Two years after the death of Apple co-founder Steve Jobs, a lot of things have changed at Apple. The most obvious change is how Tim Cook had been placed to the position that was once occupied by his predecessor which enabled him to guide and expand the product lines of Apple, revamp the executive team, soothe the investors, and witness how the stock gets a beating.
The day when Steve Jobs died, Apple's share price closed at $378.25. Its highest closing price to date was achieved on September 19, 2012 at a record of $702.10 with $705.07 in intraday trading. Analysts predicted that the stock value could reach $1,650 per share by the year 2015.
So far, there are no signs yet that show such assumption is likely to happen. People have wondered if part of the blame goes to Cook while the other part goes to his fellow executives. Others are also looking at the possibility that perhaps Apple had been overvalued in September 2012 and now has slipped back to a more realistic state.

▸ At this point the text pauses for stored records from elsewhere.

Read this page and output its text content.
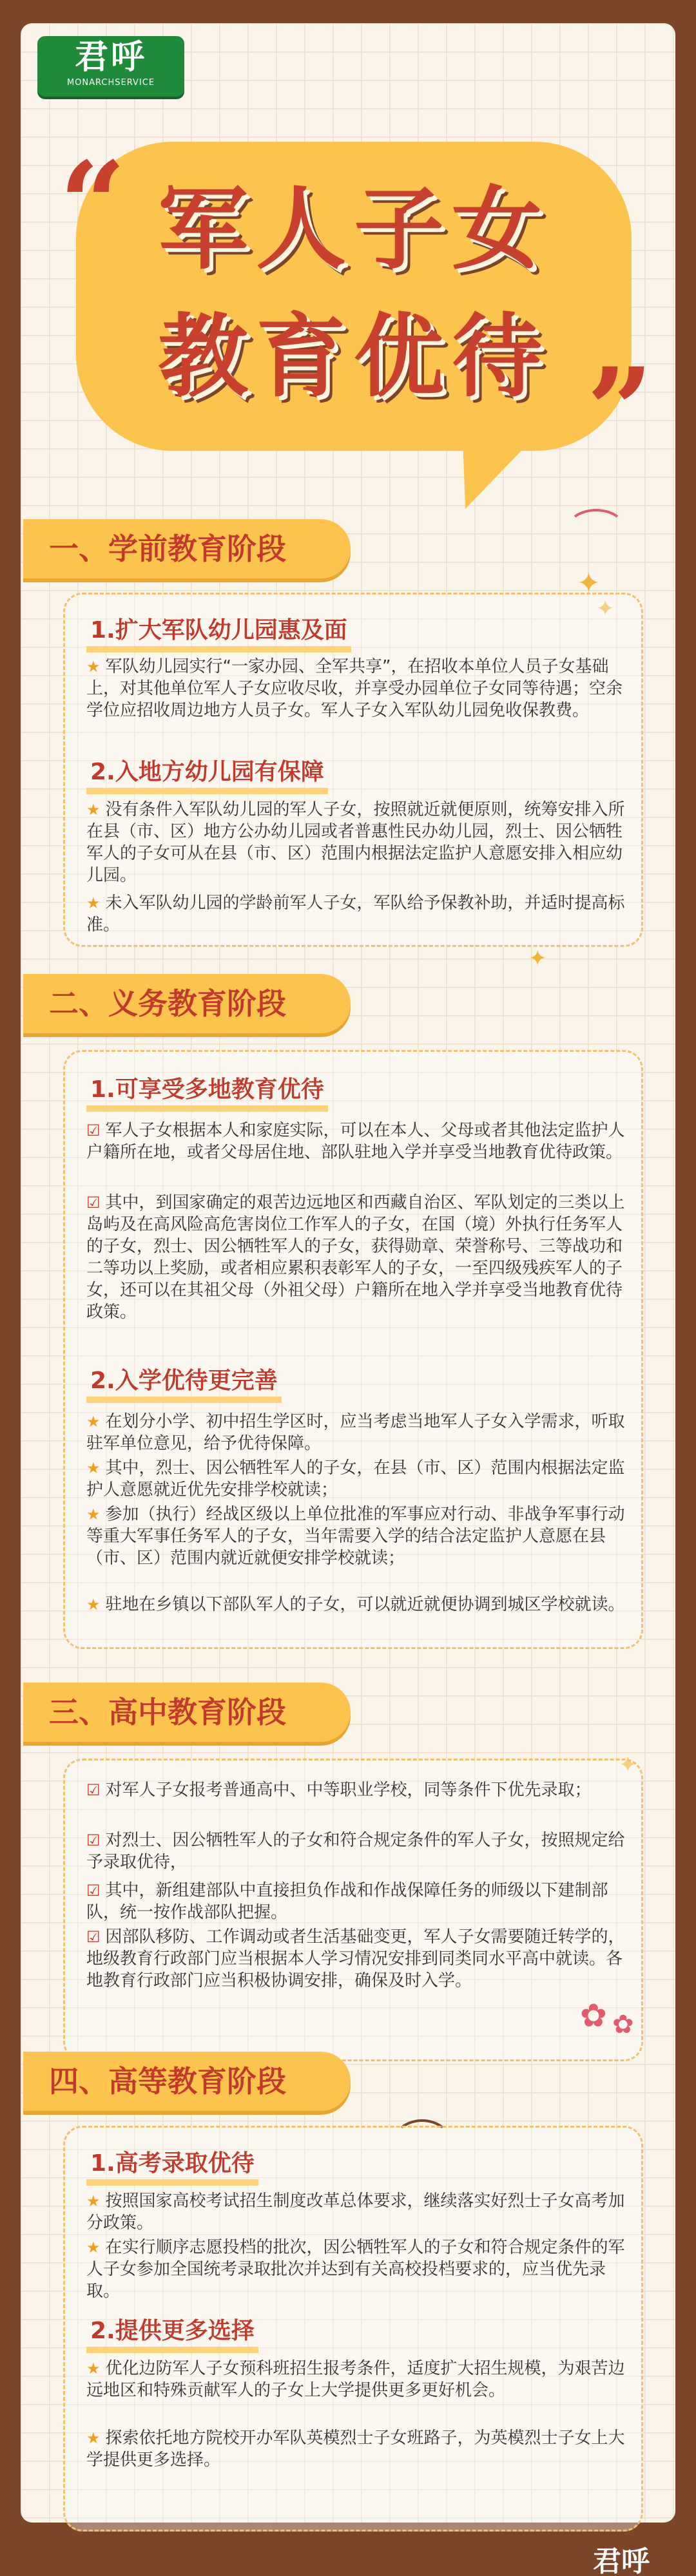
君呼
MONARCHSERVICE
“
”
军人子女
教育优待
✦
✦
一、学前教育阶段
1.扩大军队幼儿园惠及面
★ 军队幼儿园实行“一家办园、全军共享”，在招收本单位人员子女基础上，对其他单位军人子女应收尽收，并享受办园单位子女同等待遇；空余学位应招收周边地方人员子女。军人子女入军队幼儿园免收保教费。
2.入地方幼儿园有保障
★ 没有条件入军队幼儿园的军人子女，按照就近就便原则，统筹安排入所在县（市、区）地方公办幼儿园或者普惠性民办幼儿园，烈士、因公牺牲军人的子女可从在县（市、区）范围内根据法定监护人意愿安排入相应幼儿园。
★ 未入军队幼儿园的学龄前军人子女，军队给予保教补助，并适时提高标准。
✦
二、义务教育阶段
1.可享受多地教育优待
☑ 军人子女根据本人和家庭实际，可以在本人、父母或者其他法定监护人户籍所在地，或者父母居住地、部队驻地入学并享受当地教育优待政策。
☑ 其中，到国家确定的艰苦边远地区和西藏自治区、军队划定的三类以上岛屿及在高风险高危害岗位工作军人的子女，在国（境）外执行任务军人的子女，烈士、因公牺牲军人的子女，获得勋章、荣誉称号、三等战功和二等功以上奖励，或者相应累积表彰军人的子女，一至四级残疾军人的子女，还可以在其祖父母（外祖父母）户籍所在地入学并享受当地教育优待政策。
2.入学优待更完善
★ 在划分小学、初中招生学区时，应当考虑当地军人子女入学需求，听取驻军单位意见，给予优待保障。
★ 其中，烈士、因公牺牲军人的子女，在县（市、区）范围内根据法定监护人意愿就近优先安排学校就读；
★ 参加（执行）经战区级以上单位批准的军事应对行动、非战争军事行动等重大军事任务军人的子女，当年需要入学的结合法定监护人意愿在县（市、区）范围内就近就便安排学校就读；
★ 驻地在乡镇以下部队军人的子女，可以就近就便协调到城区学校就读。
三、高中教育阶段
✦
☑ 对军人子女报考普通高中、中等职业学校，同等条件下优先录取；
☑ 对烈士、因公牺牲军人的子女和符合规定条件的军人子女，按照规定给予录取优待，
☑ 其中，新组建部队中直接担负作战和作战保障任务的师级以下建制部队，统一按作战部队把握。
☑ 因部队移防、工作调动或者生活基础变更，军人子女需要随迁转学的，地级教育行政部门应当根据本人学习情况安排到同类同水平高中就读。各地教育行政部门应当积极协调安排，确保及时入学。
✿ ✿
四、高等教育阶段
1.高考录取优待
★ 按照国家高校考试招生制度改革总体要求，继续落实好烈士子女高考加分政策。
★ 在实行顺序志愿投档的批次，因公牺牲军人的子女和符合规定条件的军人子女参加全国统考录取批次并达到有关高校投档要求的，应当优先录取。
2.提供更多选择
★ 优化边防军人子女预科班招生报考条件，适度扩大招生规模，为艰苦边远地区和特殊贡献军人的子女上大学提供更多更好机会。
★ 探索依托地方院校开办军队英模烈士子女班路子，为英模烈士子女上大学提供更多选择。
君呼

If we are to evaluate Cook's performance as the new CEO of Apple, we should consider that he didn't meet such without any preparation beforehand. Moreover, we should remember that he wasn't seen as a “superhero” that has been tasked to save a crumbling business just like what Yahoo's Marissa Mayer and HP's Leo Apotheker had been assigned to do.

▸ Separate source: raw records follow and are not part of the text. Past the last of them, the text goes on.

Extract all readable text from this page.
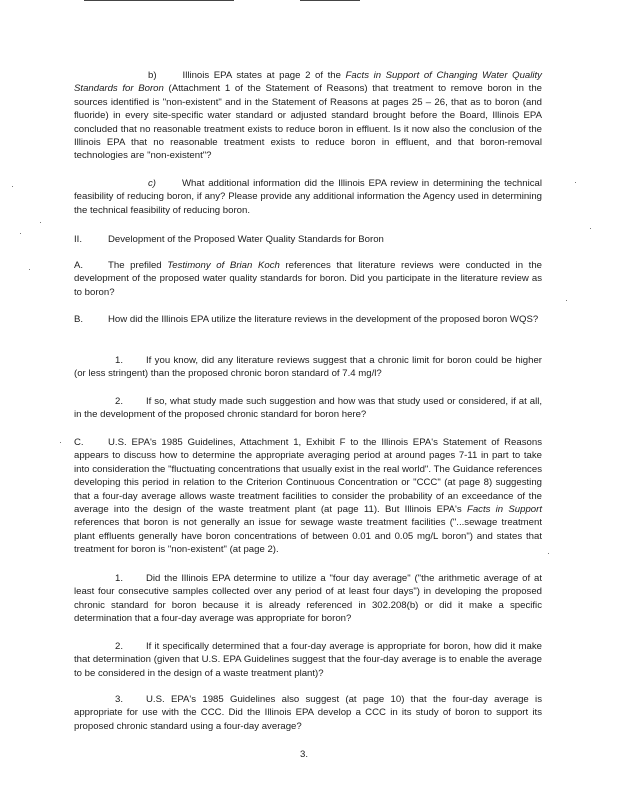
b)	Illinois EPA states at page 2 of the Facts in Support of Changing Water Quality Standards for Boron (Attachment 1 of the Statement of Reasons) that treatment to remove boron in the sources identified is "non-existent" and in the Statement of Reasons at pages 25 – 26, that as to boron (and fluoride) in every site-specific water standard or adjusted standard brought before the Board, Illinois EPA concluded that no reasonable treatment exists to reduce boron in effluent. Is it now also the conclusion of the Illinois EPA that no reasonable treatment exists to reduce boron in effluent, and that boron-removal technologies are "non-existent"?

c)	What additional information did the Illinois EPA review in determining the technical feasibility of reducing boron, if any? Please provide any additional information the Agency used in determining the technical feasibility of reducing boron.

II.	Development of the Proposed Water Quality Standards for Boron

A.	The prefiled Testimony of Brian Koch references that literature reviews were conducted in the development of the proposed water quality standards for boron. Did you participate in the literature review as to boron?

B.	How did the Illinois EPA utilize the literature reviews in the development of the proposed boron WQS?

1. If you know, did any literature reviews suggest that a chronic limit for boron could be higher (or less stringent) than the proposed chronic boron standard of 7.4 mg/l?

2. If so, what study made such suggestion and how was that study used or considered, if at all, in the development of the proposed chronic standard for boron here?

C.	U.S. EPA's 1985 Guidelines, Attachment 1, Exhibit F to the Illinois EPA's Statement of Reasons appears to discuss how to determine the appropriate averaging period at around pages 7-11 in part to take into consideration the "fluctuating concentrations that usually exist in the real world". The Guidance references developing this period in relation to the Criterion Continuous Concentration or "CCC" (at page 8) suggesting that a four-day average allows waste treatment facilities to consider the probability of an exceedance of the average into the design of the waste treatment plant (at page 11). But Illinois EPA's Facts in Support references that boron is not generally an issue for sewage waste treatment facilities ("...sewage treatment plant effluents generally have boron concentrations of between 0.01 and 0.05 mg/L boron") and states that treatment for boron is "non-existent" (at page 2).

1. Did the Illinois EPA determine to utilize a "four day average" ("the arithmetic average of at least four consecutive samples collected over any period of at least four days") in developing the proposed chronic standard for boron because it is already referenced in 302.208(b) or did it make a specific determination that a four-day average was appropriate for boron?

2. If it specifically determined that a four-day average is appropriate for boron, how did it make that determination (given that U.S. EPA Guidelines suggest that the four-day average is to enable the average to be considered in the design of a waste treatment plant)?

3. U.S. EPA's 1985 Guidelines also suggest (at page 10) that the four-day average is appropriate for use with the CCC. Did the Illinois EPA develop a CCC in its study of boron to support its proposed chronic standard using a four-day average?

3.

The first time that Jobs had allowed Tim Cook to be in-charge of Apple's daily business operations happened in early August 2004. Five years later, he took another leave and made Cook as the person in charge during his absence. His third leave of absence was filed on January 2011. During that same year in August, he formally passed his position to Cook. After merely two months, Jobs died and Cook was left on his own.